Paul Magnette, président du PS, était l'invité de Fabrice Grosfilley ce matin sur Bel RTL. Il est revenu sur le débat de la neutralité dans les services publics suscité après la condamnation de la Stib.

La proposition d'ordonnance du MR visant à assurer la neutralité et l'impartialité des agents des services publics de la Région de Bruxelles-Capitale et à interdire le port de signes convictionnels ostentatoires, a été déposée vendredi au greffe de l'assemblée bruxelloise, a indiqué la cheffe du groupe libéral, Alexia Bertrand. Ce matin, Paul Magnette, président du PS, était l'invité de Fabrice Grosfilley sur Bel RTL, l'occasion pour lui de revenir sur le débat de la neutralité dans les services publics suscité après la décision de justice condamnant la Stib.

Le rappel des faits

Le tribunal du travail de Bruxelles a condamné, au début du mois, la STIB pour discrimination fondée sur les convictions religieuses et sur le genre.

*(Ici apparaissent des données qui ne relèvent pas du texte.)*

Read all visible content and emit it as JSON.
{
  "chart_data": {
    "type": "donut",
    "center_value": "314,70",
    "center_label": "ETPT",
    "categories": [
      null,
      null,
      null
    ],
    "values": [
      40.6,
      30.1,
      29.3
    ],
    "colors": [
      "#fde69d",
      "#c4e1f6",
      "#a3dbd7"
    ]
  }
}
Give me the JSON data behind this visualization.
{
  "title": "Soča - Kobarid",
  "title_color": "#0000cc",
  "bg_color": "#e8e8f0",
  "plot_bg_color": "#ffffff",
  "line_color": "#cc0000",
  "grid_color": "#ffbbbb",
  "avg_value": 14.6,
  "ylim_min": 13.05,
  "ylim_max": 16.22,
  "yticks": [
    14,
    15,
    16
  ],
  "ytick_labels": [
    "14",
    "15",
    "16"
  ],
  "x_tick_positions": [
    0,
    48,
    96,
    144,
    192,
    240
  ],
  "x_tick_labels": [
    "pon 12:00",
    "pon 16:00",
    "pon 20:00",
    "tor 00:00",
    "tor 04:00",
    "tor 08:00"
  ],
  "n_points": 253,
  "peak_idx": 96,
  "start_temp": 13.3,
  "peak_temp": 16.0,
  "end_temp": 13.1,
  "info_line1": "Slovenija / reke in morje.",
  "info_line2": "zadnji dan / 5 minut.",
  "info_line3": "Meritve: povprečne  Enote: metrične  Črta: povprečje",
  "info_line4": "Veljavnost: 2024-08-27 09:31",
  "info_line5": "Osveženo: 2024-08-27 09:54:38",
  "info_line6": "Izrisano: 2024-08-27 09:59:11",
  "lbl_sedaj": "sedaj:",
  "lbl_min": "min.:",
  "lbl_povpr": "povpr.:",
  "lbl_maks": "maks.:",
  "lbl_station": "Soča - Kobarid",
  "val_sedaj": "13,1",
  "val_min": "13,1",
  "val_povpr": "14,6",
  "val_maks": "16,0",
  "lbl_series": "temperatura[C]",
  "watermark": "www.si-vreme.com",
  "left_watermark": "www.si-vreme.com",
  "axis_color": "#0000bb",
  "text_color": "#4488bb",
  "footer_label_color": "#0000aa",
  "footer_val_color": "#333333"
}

Selon la Ligue des Droits humains (LDH), une plaignante, de confession musulmane, portant le foulard et à la recherche d'un emploi, avait fait appel à des agences d'intérim et postulé à la STIB en décembre 2015 et janvier 2016. Par deux fois, les agences de recrutement lui ont fait savoir que la STIB appliquait une politique de neutralité qui n'autorise aucun signe convictionnel et qu'elle devrait s'y conformer en retirant son foulard. Disposée à transformer son foulard en un léger turban, elle s'est présentée à un entretien lors duquel la question du retrait du foulard a été abordée: celui-ci est interdit, peu importe la façon dont il est porté.

Selon la LDH, la STIB se défend d'avoir écarté cette candidature en raison du choix de porter le voile. Elle ne conteste dans le même temps aucunement pratiquer une politique de "neutralité exclusive" interdisant à tous les membres de son personnel le port de signes convictionnels, politiques, philosophiques ou religieux. La STIB n'a pas pu justifier la discrimination indirecte basée sur le genre devenue apparente, a jugé le tribunal.

Paul Magnette s'exprime sur la neutralité: "Le principe fondamental, c'est la laïcité"

Invité ce matin sur Bel RTL, Paul Magnette s'est exprimé sur la polémique. "Je pense qu'il faut légiférer parce qu'on voit bien qu'on a de plus en plus des recours. Il y a quelques années, il y en avait eu un chez Actiris à Bruxelles. L'entreprise s'est adaptée, il n'y a pas eu de modification fondamentale de la réalité sur le terrain. Mais ici, on a eu cette décision contre la STIB qui a suscité beaucoup plus de débat politique et qui fait beaucoup de vagues. Si on ne décide pas ce qu'est la règle, on va avoir des recours dans tous les sens et ça ne finira jamais", a-t-il débuté au micro de Fabrice Grosfilley. 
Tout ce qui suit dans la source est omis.